Digging in • 16 December 2009 • The SnowBlog
Digging in
Here's the sort of thing that annoys me: "Simon & Schuster, in tandem with other big houses, is trying to protect income from print books by delaying the publication of new ebooks by four or six months after release of the hardback editions."
It's from an article about the rise and rights of ebooks here. It's the notion of 'protecting income' that pushes my buttons. Yes, publishers must strive to make money, but they are not monarchs of the written word and they have no god-given right to charge a toll on the road between authors and readers. The market tolerates the cost that publishers add to the book supply-chain because they add even more value. In the past, it was almost impossible for an author to print and sell her books without involving a publisher. Publishers made the whole process happen. They were vital. But that's less true everyday. The gap between authors and readers gets smaller each year, with less of a need for publishers to bridge it.
So what publishers must do is rack their brains for ways to add more value to justify the costs they add - or they must dwindle. What they shouldn't do is make themselves the guardians of traditional revenue streams because that pits the middle against both ends. When a publisher takes a stand that doesn't help authors and isn't what the public are demanding, they create an incentive for the market to route around them. That's happening anyway and 'protecting income' only hastens it.

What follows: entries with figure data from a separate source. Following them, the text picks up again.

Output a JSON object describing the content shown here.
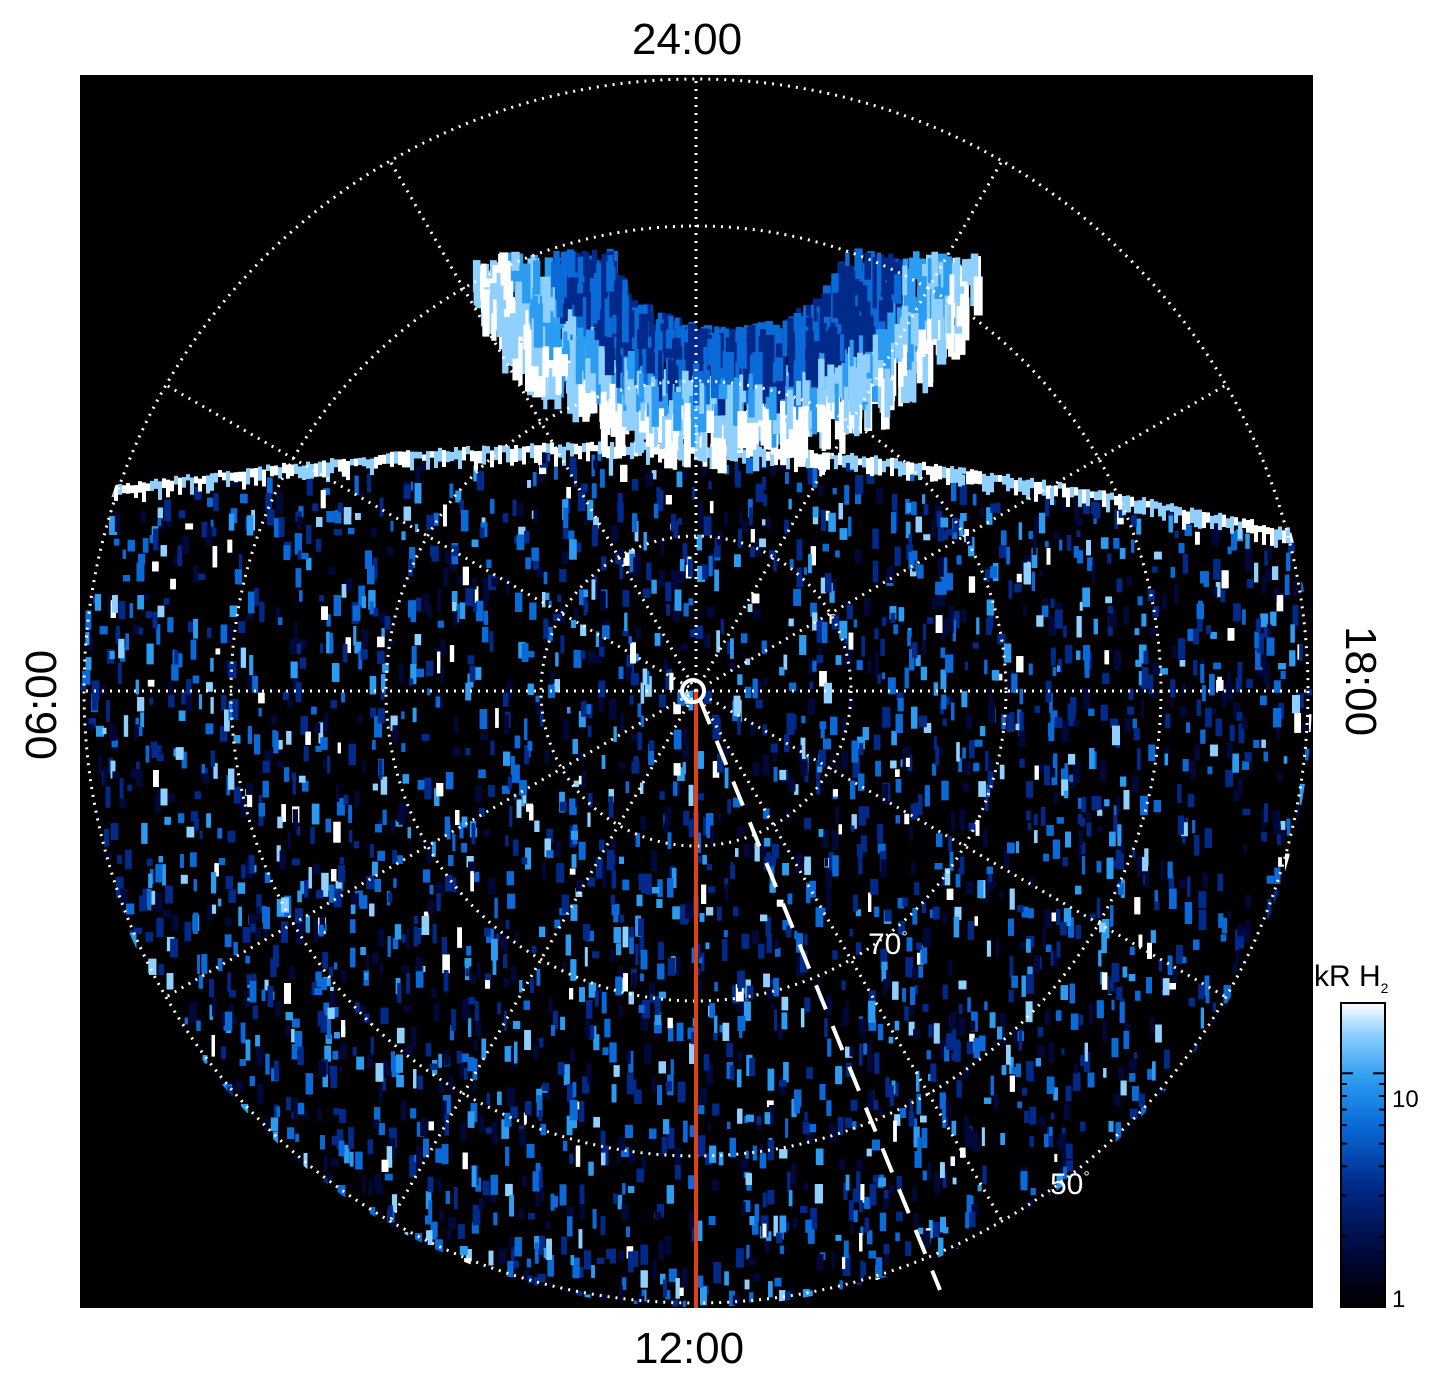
{
  "figure": {
    "local_time_labels": {
      "top": "24:00",
      "bottom": "12:00",
      "left": "06:00",
      "right": "18:00"
    },
    "latitude_labels": {
      "inner": "70",
      "outer": "50",
      "degree_symbol": "°"
    },
    "colorbar": {
      "title_main": "kR H",
      "title_sub": "2",
      "ticks": [
        "10",
        "1"
      ],
      "scale": "log",
      "colors": [
        "#000000",
        "#00083a",
        "#002a8a",
        "#0a6ad8",
        "#2c9cf0",
        "#8fd0ff",
        "#ffffff"
      ]
    },
    "colors": {
      "background": "#000000",
      "grid": "#ffffff",
      "meridian_line": "#e0401a",
      "emission_low": "#002a8a",
      "emission_mid": "#0a78e8",
      "emission_high": "#ffffff"
    },
    "icons": {
      "pole_marker": "circle-icon"
    }
  }
}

New channels often cannibalise old ones, so your choice is to do the canniblisation yourself (and hopefully retain a good chunk of your income) or to let someone else do it for you (and risk losing everything). You see it in all 'middlemen' content providers. Music companies never liked selling you downloads instead of CDs (so they put as many restrictions as possible on their use). Movie companies don't like selling you downloaded movies instead of shiny disks (so they make them evaporate after a few night's 'rental'). And many publishing companies would really prefer it if you smashed your Kindle and went back to paper.
Technology companies embrace this. They don't prevent you from buying this year's computer until all of last year's stocks have been sold. They find the newest, sexiest products and they try to make them unbearably desirable. Suddenly you're spending a fortune on things you didn't even know you needed three weeks ago. In other words, instead of 'protecting income' they create and then fulfil new demand. And publishers need to learn those lessons. They need to let go of the idea that sustainable profit comes from charging extra for wibalin.